We rolled out with the morning rush to work and school. We cruised out of town with the usual cadre of office gals on mopeds, mother and children on mopeds, school kids on mopeds, little old ladies with veggies on mopeds, monks hitching rides on mopeds and us on bicycles. You really don’t see a lot of bicycles until later in the day when the older people who tend to ride them come out and start making their rounds. We are always given our room and are told hello or saw wat dee by the passenger.
The road was flat for most of the day today. We have graduated from rice paddies to fields of corn, bananas, tobacco and sugar cane. The sugar cane is used to make Mekong whiskey, which is sold in bottles at a lot of road side stands. I haven’t had the gumption to give that a go yet. The tobacco was still in the fields, but we did see a drying barn with the drying racks all filled up with product getting ready to go to market. I am not sure if it goes abroad or is used locally for cigarettes. The sugar cane harvest is underway and there were trucks packed to the rafters with the canes and we even passed a field that had been recently burned with laborers cutting down and bundling it all. Imagine working in long sleeves and pants, bent over, swinging a sickle, covered in soot and sweating in 95˚F heat…tough stuff if you ask me. They were nice enough to harass us a little and ask if we wanted to come work when we stopped for a picture.

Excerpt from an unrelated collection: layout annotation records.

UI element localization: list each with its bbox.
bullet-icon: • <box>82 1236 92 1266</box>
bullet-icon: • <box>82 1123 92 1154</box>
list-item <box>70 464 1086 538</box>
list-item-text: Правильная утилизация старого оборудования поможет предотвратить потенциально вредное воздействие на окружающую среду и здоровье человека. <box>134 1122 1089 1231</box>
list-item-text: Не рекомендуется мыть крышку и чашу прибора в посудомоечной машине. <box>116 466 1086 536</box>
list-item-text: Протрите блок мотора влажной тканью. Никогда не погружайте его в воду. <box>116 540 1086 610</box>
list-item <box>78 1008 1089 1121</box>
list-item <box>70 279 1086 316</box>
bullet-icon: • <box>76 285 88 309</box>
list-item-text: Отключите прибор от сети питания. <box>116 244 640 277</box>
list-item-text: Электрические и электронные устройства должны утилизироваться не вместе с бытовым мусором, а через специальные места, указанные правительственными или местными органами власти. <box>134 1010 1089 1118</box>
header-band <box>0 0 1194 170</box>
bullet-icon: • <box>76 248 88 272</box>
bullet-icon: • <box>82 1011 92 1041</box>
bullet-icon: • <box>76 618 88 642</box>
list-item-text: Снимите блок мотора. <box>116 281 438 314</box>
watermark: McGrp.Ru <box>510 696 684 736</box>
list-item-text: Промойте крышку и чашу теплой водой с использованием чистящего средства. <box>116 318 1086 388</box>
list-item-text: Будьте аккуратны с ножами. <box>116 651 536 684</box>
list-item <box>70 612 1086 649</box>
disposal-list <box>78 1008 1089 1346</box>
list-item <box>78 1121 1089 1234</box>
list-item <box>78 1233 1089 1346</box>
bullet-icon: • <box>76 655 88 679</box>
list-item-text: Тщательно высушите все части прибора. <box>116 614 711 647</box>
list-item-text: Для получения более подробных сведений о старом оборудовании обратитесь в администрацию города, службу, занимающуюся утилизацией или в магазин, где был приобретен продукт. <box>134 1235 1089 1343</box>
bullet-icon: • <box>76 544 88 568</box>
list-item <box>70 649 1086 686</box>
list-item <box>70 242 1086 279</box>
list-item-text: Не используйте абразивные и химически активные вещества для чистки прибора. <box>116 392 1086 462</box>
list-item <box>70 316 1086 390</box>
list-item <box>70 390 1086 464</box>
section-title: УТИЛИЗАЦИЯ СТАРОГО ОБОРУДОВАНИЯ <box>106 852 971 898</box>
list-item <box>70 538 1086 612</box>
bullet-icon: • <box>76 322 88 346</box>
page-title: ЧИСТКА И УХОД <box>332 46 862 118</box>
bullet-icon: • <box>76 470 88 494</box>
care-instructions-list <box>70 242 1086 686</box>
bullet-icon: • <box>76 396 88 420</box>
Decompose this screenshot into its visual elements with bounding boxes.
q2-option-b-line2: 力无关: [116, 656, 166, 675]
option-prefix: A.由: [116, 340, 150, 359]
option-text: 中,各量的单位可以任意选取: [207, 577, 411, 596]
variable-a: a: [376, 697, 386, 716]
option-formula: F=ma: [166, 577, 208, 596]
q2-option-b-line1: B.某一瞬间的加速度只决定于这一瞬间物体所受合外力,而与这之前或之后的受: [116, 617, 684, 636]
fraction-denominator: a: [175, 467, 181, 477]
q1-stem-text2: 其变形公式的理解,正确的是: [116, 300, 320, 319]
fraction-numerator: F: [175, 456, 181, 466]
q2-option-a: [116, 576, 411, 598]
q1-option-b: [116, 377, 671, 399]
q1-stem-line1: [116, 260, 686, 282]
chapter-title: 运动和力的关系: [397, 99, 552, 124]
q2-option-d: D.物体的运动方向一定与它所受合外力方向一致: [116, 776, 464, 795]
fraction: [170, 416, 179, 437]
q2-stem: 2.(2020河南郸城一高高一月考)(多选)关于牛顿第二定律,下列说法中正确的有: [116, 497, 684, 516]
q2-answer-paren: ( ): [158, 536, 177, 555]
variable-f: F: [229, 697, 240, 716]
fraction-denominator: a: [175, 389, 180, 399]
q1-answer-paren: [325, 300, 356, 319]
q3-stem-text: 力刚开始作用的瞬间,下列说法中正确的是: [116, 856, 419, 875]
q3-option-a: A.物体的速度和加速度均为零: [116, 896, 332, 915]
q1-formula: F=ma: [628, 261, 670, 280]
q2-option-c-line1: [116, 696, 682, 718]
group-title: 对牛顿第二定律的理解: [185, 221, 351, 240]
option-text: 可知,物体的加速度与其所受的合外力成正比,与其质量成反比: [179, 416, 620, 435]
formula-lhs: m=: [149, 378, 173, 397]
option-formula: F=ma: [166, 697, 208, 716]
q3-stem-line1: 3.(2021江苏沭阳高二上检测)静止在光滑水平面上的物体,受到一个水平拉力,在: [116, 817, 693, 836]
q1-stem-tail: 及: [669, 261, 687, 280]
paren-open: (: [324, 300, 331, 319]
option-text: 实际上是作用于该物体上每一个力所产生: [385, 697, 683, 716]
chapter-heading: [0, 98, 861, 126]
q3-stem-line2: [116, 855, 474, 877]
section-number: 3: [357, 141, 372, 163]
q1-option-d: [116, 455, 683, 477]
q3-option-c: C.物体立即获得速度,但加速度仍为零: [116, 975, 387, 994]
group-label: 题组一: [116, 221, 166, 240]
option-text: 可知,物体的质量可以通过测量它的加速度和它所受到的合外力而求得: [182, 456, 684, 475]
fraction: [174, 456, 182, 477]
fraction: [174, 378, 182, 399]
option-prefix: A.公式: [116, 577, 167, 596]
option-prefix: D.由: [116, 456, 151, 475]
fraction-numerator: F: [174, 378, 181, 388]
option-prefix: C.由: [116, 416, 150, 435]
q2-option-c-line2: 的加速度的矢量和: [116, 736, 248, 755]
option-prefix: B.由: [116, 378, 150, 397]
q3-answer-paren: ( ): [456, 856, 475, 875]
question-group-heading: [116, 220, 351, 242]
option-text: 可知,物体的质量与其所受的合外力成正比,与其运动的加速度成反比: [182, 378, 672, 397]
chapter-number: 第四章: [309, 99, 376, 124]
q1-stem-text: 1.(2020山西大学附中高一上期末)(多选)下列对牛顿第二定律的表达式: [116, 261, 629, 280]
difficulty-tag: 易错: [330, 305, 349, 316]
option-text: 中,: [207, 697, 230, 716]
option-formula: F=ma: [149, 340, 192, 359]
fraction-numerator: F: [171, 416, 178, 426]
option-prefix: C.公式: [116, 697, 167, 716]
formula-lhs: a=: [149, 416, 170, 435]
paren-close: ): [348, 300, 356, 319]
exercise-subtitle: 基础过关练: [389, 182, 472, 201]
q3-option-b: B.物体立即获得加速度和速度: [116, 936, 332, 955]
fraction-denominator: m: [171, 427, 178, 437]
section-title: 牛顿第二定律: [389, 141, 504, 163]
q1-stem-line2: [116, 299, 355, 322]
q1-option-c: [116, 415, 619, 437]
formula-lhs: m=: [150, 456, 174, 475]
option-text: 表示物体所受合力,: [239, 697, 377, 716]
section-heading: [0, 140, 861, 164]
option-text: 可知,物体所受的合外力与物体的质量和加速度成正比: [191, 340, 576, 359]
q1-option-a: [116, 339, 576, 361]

We finally rolled into Si Satchanalai and were on the prowl for the only place in town to stay. Wang Yom Resort was described as ‘having rustic, worn bungalows just outside of the old city’. What the guide book didn’t mention is that Wang Yom Resort looked like the sugar cane field…BURNED. It took us a second to register it, but the little lady across the street selling wares told us she knew a place to stay nearby. I thought that we were in for a wild goose chase, but she took us to a little house down the street that is set up for homestays. We have a two room suite with bathroom, a/c and shower (hot water too…yeah) right down the street from some major ruins. Our host, Papong, was falling over herself getting the room ready for us when we said we would take it. This area was known for its pottery and it was once exported across Asia. Our outer room has a beautiful display of local pottery that has just blown me away. The plates and kettles are simple with intricate paint and glaze on them. They even have a little tea kettle with rooster tail and head on either side of it. I figure my mom would give her middle child for that one.
We will check out more ruins on our way out of town tomorrow before we start heading into the hills.